Ok, there's a lot of questions in there! Here are I hope a few quick answers.

There isn't really a way of scheduling job submission in HDInsight, though of course you can schedule a program to run the job submissions for you. Depending on your workflow, it may be worth taking a look at Oozie, which can be a little awkward to get going on HDInsight, but should help.
On the price front, I would recommend that if you're not using the cluster, you should destroy it and bring it back again when you need it (those compute hours can really add up!). Note that this will lose anything you have in the HDFS, which should be mainly intermediate results, any output or input data held in the asv storage will persist in and Azure Storage account. You can certainly automate this by using the CLI tools, or the rest interface used by the CLI tools. (see my answer on Hadoop on Azure Create New Cluster, the first one is out of date).
I would do this by making sure I only submitted the job once for each file, and rely on Hadoop to handle the retry and reliability side, so removing the need to manage any retries in your application.
Once you have the outputs from your initial processes, if you want to reduce them to a single output for reporting the best bet is probably a secondary MapReduce job with the outputs as its inputs.
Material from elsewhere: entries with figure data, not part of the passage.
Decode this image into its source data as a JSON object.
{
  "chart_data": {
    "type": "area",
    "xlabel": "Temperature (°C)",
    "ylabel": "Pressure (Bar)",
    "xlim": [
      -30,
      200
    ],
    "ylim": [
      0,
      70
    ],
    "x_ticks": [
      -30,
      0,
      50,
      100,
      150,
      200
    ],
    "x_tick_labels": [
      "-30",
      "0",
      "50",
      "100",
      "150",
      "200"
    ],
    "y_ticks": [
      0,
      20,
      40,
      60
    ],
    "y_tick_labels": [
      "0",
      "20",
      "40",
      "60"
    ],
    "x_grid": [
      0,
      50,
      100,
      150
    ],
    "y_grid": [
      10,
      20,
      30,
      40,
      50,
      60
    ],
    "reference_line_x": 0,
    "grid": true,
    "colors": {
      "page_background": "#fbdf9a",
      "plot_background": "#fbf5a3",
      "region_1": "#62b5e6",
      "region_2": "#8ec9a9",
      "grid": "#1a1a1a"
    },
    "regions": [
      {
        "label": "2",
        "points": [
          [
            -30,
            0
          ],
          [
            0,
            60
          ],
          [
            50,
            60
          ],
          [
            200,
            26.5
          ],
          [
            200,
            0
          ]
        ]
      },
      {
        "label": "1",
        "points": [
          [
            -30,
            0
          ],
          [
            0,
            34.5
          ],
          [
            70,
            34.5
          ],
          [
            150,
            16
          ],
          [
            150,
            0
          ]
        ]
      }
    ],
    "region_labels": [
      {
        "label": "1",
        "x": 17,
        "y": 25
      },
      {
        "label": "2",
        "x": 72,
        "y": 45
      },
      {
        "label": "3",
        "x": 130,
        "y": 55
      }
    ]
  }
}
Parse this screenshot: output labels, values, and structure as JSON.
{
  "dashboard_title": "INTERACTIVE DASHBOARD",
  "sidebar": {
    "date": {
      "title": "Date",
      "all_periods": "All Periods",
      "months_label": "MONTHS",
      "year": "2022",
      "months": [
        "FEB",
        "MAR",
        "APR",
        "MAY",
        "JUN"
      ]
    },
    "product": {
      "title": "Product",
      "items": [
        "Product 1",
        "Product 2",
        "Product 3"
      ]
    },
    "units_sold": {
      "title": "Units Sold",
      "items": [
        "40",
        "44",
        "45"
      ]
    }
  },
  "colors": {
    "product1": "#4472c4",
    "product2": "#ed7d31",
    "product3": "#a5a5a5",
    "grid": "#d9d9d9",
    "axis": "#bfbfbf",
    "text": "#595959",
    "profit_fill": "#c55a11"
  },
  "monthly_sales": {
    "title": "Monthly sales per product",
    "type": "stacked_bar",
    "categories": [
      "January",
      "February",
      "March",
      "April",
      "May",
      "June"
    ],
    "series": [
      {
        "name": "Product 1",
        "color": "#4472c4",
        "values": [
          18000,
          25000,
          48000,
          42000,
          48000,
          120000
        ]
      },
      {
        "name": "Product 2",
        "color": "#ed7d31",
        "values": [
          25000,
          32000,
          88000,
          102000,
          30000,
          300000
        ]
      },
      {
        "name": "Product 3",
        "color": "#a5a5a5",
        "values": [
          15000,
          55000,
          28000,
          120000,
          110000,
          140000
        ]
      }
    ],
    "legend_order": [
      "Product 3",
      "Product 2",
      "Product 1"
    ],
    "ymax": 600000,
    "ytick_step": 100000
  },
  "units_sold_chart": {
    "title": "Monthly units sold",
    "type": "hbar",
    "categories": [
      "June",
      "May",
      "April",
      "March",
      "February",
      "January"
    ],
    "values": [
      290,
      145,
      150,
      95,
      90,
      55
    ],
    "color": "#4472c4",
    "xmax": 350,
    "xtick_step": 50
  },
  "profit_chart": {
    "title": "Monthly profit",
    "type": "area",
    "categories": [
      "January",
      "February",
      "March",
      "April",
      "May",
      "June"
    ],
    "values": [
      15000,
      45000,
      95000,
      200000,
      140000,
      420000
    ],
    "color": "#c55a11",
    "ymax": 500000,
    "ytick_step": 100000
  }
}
If you don't care about the individual intermediate jobs, you can just chain these directly in the one MapReduce job (which can contain as many map and reduce steps as you like) through Job chaining see Chaining multiple MapReduce jobs in Hadoop for a java based example. Sadly the .NET api does not currently support this form of job chaining.

However, you may be able to just use the ReducerCombinerBase class if your case allows for a Reducer->Combiner approach.